Final answer:
The electric potential energy of a -3.00 nC charge cannot be determined without additional information about the system it is in. For a known system of point charges, the electric potential energy can be calculated using Coulomb's Law for each pair of charges and summing these values.
Step-by-step explanation:
The student asked about the electric potential energy of a -3.00 nC charge. To answer this, we would need more information such as the positions of other charges in the system and distances between them, because the electric potential energy of a charge in a system depends on its position relative to other charges and their magnitudes. Without additional context, the electric potential energy cannot be determined solely based on the charge value given.

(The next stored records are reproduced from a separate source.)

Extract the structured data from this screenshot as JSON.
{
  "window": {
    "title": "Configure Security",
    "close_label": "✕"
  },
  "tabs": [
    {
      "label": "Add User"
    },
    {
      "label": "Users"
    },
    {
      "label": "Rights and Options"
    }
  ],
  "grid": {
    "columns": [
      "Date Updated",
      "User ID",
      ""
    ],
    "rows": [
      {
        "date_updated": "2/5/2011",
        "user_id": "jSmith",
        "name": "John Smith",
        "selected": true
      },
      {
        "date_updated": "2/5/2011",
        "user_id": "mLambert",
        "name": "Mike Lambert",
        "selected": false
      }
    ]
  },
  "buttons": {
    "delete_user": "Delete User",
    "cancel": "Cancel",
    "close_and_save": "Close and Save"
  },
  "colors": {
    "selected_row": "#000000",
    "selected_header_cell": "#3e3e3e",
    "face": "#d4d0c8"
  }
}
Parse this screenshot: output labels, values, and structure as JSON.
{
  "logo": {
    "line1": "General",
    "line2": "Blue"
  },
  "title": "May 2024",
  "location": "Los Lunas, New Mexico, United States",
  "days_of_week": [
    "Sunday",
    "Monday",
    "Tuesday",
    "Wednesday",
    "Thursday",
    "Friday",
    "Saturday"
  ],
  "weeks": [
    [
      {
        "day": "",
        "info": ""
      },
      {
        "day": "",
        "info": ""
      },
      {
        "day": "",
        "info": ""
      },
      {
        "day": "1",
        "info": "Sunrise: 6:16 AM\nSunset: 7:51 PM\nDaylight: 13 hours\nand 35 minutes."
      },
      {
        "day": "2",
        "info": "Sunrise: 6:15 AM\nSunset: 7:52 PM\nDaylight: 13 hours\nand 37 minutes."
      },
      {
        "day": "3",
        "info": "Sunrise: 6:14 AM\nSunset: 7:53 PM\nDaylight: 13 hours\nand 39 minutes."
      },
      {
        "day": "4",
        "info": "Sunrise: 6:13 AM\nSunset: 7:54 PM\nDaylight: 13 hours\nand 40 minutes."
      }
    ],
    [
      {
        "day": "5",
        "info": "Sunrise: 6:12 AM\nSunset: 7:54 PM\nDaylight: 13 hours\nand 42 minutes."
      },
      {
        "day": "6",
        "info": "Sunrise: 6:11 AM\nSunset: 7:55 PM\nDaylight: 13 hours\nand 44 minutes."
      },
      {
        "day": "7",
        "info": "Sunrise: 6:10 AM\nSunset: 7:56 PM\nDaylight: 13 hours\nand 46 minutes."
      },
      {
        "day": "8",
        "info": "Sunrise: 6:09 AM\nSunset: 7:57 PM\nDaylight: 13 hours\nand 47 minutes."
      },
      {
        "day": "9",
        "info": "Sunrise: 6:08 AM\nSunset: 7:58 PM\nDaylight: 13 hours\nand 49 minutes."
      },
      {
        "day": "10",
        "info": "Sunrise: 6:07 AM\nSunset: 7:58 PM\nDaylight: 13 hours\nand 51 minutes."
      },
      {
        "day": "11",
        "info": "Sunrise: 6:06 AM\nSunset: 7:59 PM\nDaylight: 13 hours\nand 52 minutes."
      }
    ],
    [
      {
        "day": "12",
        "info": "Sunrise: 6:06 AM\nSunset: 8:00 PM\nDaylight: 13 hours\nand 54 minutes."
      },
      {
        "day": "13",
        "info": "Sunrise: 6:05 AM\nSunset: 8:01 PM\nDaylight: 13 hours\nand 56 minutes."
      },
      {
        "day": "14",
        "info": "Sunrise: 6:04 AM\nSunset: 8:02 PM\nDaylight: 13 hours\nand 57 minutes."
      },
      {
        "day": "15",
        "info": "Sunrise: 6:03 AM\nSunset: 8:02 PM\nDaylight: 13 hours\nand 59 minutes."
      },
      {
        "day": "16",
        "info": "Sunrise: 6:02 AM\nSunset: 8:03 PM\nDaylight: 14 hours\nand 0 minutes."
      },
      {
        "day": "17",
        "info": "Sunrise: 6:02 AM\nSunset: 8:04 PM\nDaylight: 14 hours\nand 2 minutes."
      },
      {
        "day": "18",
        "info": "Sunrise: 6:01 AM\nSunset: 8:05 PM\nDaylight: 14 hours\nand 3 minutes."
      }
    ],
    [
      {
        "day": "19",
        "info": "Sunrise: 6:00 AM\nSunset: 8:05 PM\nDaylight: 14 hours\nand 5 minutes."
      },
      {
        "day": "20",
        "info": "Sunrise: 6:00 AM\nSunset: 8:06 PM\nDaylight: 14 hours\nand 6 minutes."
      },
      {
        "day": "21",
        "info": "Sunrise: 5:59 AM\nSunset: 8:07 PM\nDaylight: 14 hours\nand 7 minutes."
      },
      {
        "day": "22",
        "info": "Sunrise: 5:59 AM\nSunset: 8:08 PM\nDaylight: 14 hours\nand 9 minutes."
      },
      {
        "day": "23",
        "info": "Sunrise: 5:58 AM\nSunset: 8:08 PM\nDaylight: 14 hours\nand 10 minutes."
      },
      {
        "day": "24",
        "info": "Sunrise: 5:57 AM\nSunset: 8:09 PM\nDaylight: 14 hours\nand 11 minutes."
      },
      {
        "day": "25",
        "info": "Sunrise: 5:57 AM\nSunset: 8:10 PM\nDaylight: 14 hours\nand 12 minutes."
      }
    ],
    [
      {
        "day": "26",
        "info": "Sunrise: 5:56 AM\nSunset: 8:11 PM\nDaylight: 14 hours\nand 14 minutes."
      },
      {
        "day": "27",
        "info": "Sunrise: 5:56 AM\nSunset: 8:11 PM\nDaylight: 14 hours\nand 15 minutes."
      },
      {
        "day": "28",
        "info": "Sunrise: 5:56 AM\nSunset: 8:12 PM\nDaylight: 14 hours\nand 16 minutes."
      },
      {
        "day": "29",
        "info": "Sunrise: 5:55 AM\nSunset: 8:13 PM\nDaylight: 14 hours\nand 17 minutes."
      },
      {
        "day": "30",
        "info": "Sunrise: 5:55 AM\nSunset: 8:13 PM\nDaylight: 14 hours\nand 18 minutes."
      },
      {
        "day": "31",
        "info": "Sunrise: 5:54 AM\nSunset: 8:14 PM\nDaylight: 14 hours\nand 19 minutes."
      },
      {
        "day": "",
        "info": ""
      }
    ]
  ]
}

However, in a system of point charges, like the one described with a 1.00 µC charge at the origin, a -2.00 µC charge at x=30 cm, and a 3.00 µC charge at x=70 cm, the total potential energy of the configuration can be calculated using Coulomb's Law to determine the potential energy between each pair of charges and summing those values. This involves calculating the potential energy for each pair of charges: between the 1.00 µC and -2.00 µC charges, between the -2.00 µC and 3.00 µC charges, and between the 1.00 µC and 3.00 µC charges. Changes in the system, like swapping the positions of the -2.00 µC and 3.00 µC charges, will affect the total potential energy, as the distances between charges alter, and therefore, the pairwise potential energy values change.